Mücbir sebep teşkil eden olay sebebiyle borçlunun, imkânsızlaşan ediminin karşılığında kusursuz olduğu için tazminat ödeme yükümlülüğü olmadığı gibi alacaklı tarafından aynen ifaya da zorlanamamaktadır. Fakat alacaklı mücbir sebep halinde iki yola başvurabilecektir. Bunlar;
-Sözleşmenin sona ermesi
-Sözleşme var olduğu müddetçe yükümlülüklerin askıya alınmasıdır.
Borçlu taraf ifasını mücbir sebep teşkil eden olaydan dolayı gerçekleştiremediğinde alacaklı taraf, sözleşme sona ermediği ve borçlu, edimini ifa etmediği müddetçe sözleşmeden kaynaklanan yükümlülüğünün ifasını askıya alabilmektedir.
Yukarıdaki yer verilen unsurlar ve kriterler çerçevesinde tanımı yapılan mücbir sebep, şartları oluşmuş ise bazı durumlarda borçlunun edimi ifa etmesini imkânsız hale getirmektedir. Kanun koyucunun, sözleşme sorumluluğunda esas aldığı kavram mücbir sebebin aksine “imkânsızlık” kavramıdır.
İfa imkânsızlığı, edimin ifa edilememe durumudur. Ancak bu kapsamda hangi hal ve şartların ifanın imkânsızlığına neden olacağının belirlenmesi gerekmektedir.
İmkânsızlığa neden olan olayın niteliğine göre fiili veya hukuki imkânsızlık ayrımı yapılmaktadır. İmkânsızlık tabi bir olaydan veya şahsın fiilinden doğabilir. İmkânsızlık fiili (maddi) bir sebepten ileri gelebileceği gibi, hukuki bir sebepten de doğabilir.

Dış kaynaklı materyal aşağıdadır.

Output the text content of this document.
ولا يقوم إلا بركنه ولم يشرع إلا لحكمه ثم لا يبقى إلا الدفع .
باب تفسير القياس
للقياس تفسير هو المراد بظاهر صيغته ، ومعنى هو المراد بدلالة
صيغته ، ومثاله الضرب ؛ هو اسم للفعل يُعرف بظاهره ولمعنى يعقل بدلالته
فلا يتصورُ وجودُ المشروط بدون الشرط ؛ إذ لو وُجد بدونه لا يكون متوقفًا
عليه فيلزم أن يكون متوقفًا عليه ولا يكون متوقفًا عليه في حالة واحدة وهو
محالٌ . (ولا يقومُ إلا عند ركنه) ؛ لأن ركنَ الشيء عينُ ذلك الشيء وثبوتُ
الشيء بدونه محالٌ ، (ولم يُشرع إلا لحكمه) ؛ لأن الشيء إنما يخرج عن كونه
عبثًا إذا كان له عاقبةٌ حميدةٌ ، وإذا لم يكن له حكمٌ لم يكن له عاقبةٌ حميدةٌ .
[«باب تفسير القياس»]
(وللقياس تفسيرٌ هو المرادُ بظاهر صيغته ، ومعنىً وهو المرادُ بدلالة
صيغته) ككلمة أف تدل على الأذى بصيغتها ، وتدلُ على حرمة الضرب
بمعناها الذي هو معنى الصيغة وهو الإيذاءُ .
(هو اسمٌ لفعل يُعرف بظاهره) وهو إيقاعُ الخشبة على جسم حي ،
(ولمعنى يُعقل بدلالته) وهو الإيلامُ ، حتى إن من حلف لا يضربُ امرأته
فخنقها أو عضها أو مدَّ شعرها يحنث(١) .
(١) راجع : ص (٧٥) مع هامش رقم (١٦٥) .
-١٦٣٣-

İfa imkânsızlığı, sürekli ifa imkânsızlığı ve geçici ifa imkânsızlığı olarak karşımıza çıkabilmektedir. Sürekli ifa imkânsızlığı, borcun ifa edilememesine yol açan engelin ortadan kalkmasının mümkün olmaması halinde gündeme gelmektedir. Sözleşmede kararlaştırılan edimin hukuki nedenlerle sürekli olarak imkânsız hale gelmesi, borçlunun ifa yükümünü, alacaklının da aynen ifayı talep hakkını sona erdiren sebeplerden biridir. İfa imkânsızlığının gerçekleştiği an itibariyle ifa yükümü kanun gereği (ipso iure) sona erer. İmkânsızlığın sözü edilen etkisi, yalnızca kararlaştırılan (birincil) edimi ifa yükümü üzerinde kendisini gösterir ve bu etki, imkânsızlıktan hangi tarafın sorumlu olduğu konusundan bağımsız olarak ortaya çıkar. Diğer bir ifadeyle, borçlu, imkânsızlıktan sorumlu olsa da olmasa da ifanın imkânsız hale gelmesiyle, aynen ifa yükümü sona erer.

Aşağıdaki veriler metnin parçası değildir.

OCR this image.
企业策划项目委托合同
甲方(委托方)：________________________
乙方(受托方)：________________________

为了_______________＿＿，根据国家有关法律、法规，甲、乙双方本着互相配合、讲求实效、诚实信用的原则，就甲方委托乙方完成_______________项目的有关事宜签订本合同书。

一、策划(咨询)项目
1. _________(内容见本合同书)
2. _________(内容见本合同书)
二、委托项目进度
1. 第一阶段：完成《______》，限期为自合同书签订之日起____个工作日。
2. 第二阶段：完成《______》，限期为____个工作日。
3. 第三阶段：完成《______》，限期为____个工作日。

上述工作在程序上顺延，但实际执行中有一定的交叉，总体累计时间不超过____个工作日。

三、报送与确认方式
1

Borçlunun aynen ifa yükümünün sona ermiş olması, tek başına geniş anlamda borcun da sona ermesi anlamına gelmez. Çünkü imkânsız hale gelen edimi yerine getirmekle yükümlü olan borçlunun aynı zamanda imkânsızlıktan sorumlu olması halinde, sona eren ifa yükümünün yerine, karşı tarafın bu nedenle uğradığı zararları tazmin yükümü doğar (TBK 112). Borçlunun imkânsızlıktan sorumlu olmaması halinde ise, ifa yükümü, yerine tazminat yükümü doğmaksızın sona ermiş olur (TBK 136/1).

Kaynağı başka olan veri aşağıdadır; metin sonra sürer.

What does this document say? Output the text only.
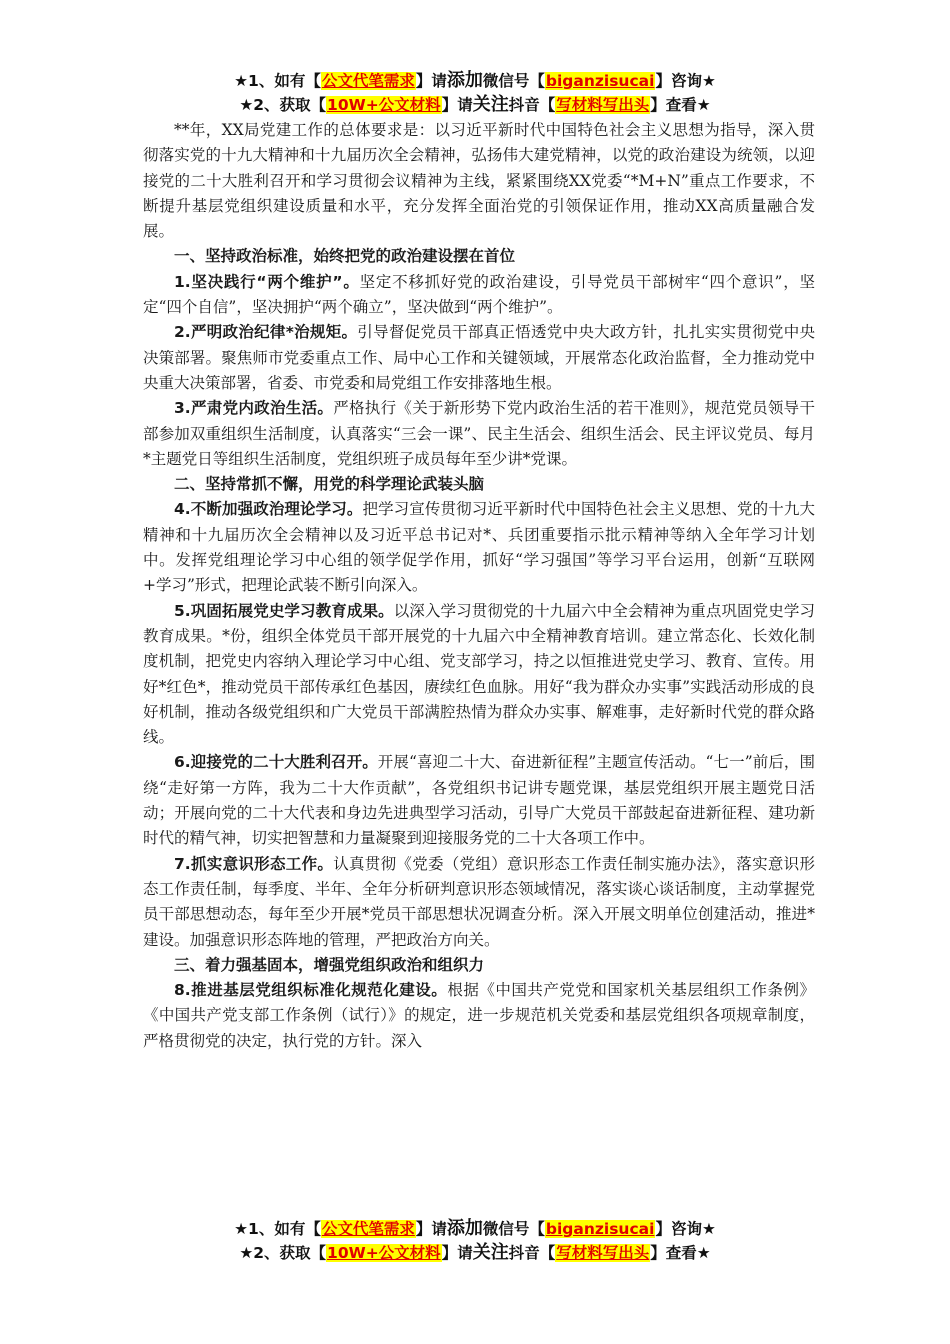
★1、如有【公文代笔需求】请添加微信号【biganzisucai】咨询★
★2、获取【10W+公文材料】请关注抖音【写材料写出头】查看★

**年，XX局党建工作的总体要求是：以习近平新时代中国特色社会主义思想为指导，深入贯彻落实党的十九大精神和十九届历次全会精神，弘扬伟大建党精神，以党的政治建设为统领，以迎接党的二十大胜利召开和学习贯彻会议精神为主线，紧紧围绕XX党委“*M+N”重点工作要求，不断提升基层党组织建设质量和水平，充分发挥全面治党的引领保证作用，推动XX高质量融合发展。

一、坚持政治标准，始终把党的政治建设摆在首位

1.坚决践行“两个维护”。坚定不移抓好党的政治建设，引导党员干部树牢“四个意识”，坚定“四个自信”，坚决拥护“两个确立”，坚决做到“两个维护”。

2.严明政治纪律*治规矩。引导督促党员干部真正悟透党中央大政方针，扎扎实实贯彻党中央决策部署。聚焦师市党委重点工作、局中心工作和关键领域，开展常态化政治监督，全力推动党中央重大决策部署，省委、市党委和局党组工作安排落地生根。

3.严肃党内政治生活。严格执行《关于新形势下党内政治生活的若干准则》，规范党员领导干部参加双重组织生活制度，认真落实“三会一课”、民主生活会、组织生活会、民主评议党员、每月*主题党日等组织生活制度，党组织班子成员每年至少讲*党课。

二、坚持常抓不懈，用党的科学理论武装头脑

4.不断加强政治理论学习。把学习宣传贯彻习近平新时代中国特色社会主义思想、党的十九大精神和十九届历次全会精神以及习近平总书记对*、兵团重要指示批示精神等纳入全年学习计划中。发挥党组理论学习中心组的领学促学作用，抓好“学习强国”等学习平台运用，创新“互联网+学习”形式，把理论武装不断引向深入。

5.巩固拓展党史学习教育成果。以深入学习贯彻党的十九届六中全会精神为重点巩固党史学习教育成果。*份，组织全体党员干部开展党的十九届六中全精神教育培训。建立常态化、长效化制度机制，把党史内容纳入理论学习中心组、党支部学习，持之以恒推进党史学习、教育、宣传。用好*红色*，推动党员干部传承红色基因，赓续红色血脉。用好“我为群众办实事”实践活动形成的良好机制，推动各级党组织和广大党员干部满腔热情为群众办实事、解难事，走好新时代党的群众路线。

6.迎接党的二十大胜利召开。开展“喜迎二十大、奋进新征程”主题宣传活动。“七一”前后，围绕“走好第一方阵，我为二十大作贡献”，各党组织书记讲专题党课，基层党组织开展主题党日活动；开展向党的二十大代表和身边先进典型学习活动，引导广大党员干部鼓起奋进新征程、建功新时代的精气神，切实把智慧和力量凝聚到迎接服务党的二十大各项工作中。

7.抓实意识形态工作。认真贯彻《党委（党组）意识形态工作责任制实施办法》，落实意识形态工作责任制，每季度、半年、全年分析研判意识形态领域情况，落实谈心谈话制度，主动掌握党员干部思想动态，每年至少开展*党员干部思想状况调查分析。深入开展文明单位创建活动，推进*建设。加强意识形态阵地的管理，严把政治方向关。

三、着力强基固本，增强党组织政治和组织力

8.推进基层党组织标准化规范化建设。根据《中国共产党党和国家机关基层组织工作条例》《中国共产党支部工作条例（试行）》的规定，进一步规范机关党委和基层党组织各项规章制度，严格贯彻党的决定，执行党的方针。深入

★1、如有【公文代笔需求】请添加微信号【biganzisucai】咨询★
★2、获取【10W+公文材料】请关注抖音【写材料写出头】查看★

Ancak bu halde borçlu, tam iki tarafa borç yükleyen sözleşmelerde karşı edimi talep hakkını da kaybeder (TBK 136/1l). Bu durumda ise imkânsız hale gelen edimin alacaklısının imkânsızlıktan sorumlu olup olmadığı önem kazanır. Zira eğer ifa, alacaklının sorumlu olduğu bir sebeple imkânsız hale gelmiş ise bu, TBK 136/ll hükmü gereğince karşı edimi talep etme hakkını kaybeden borçlunun ifa gerçekleşebilseydi elde edeceği menfaatten, alacaklıdan kaynaklanan bir sebeple yoksun kalması anlamına gelir. Bu durumda, sona eren edim yükümünün alacaklısının, borçlunun, belirtilen nedenle uğradığı zararı tazmin etmesi gerekir.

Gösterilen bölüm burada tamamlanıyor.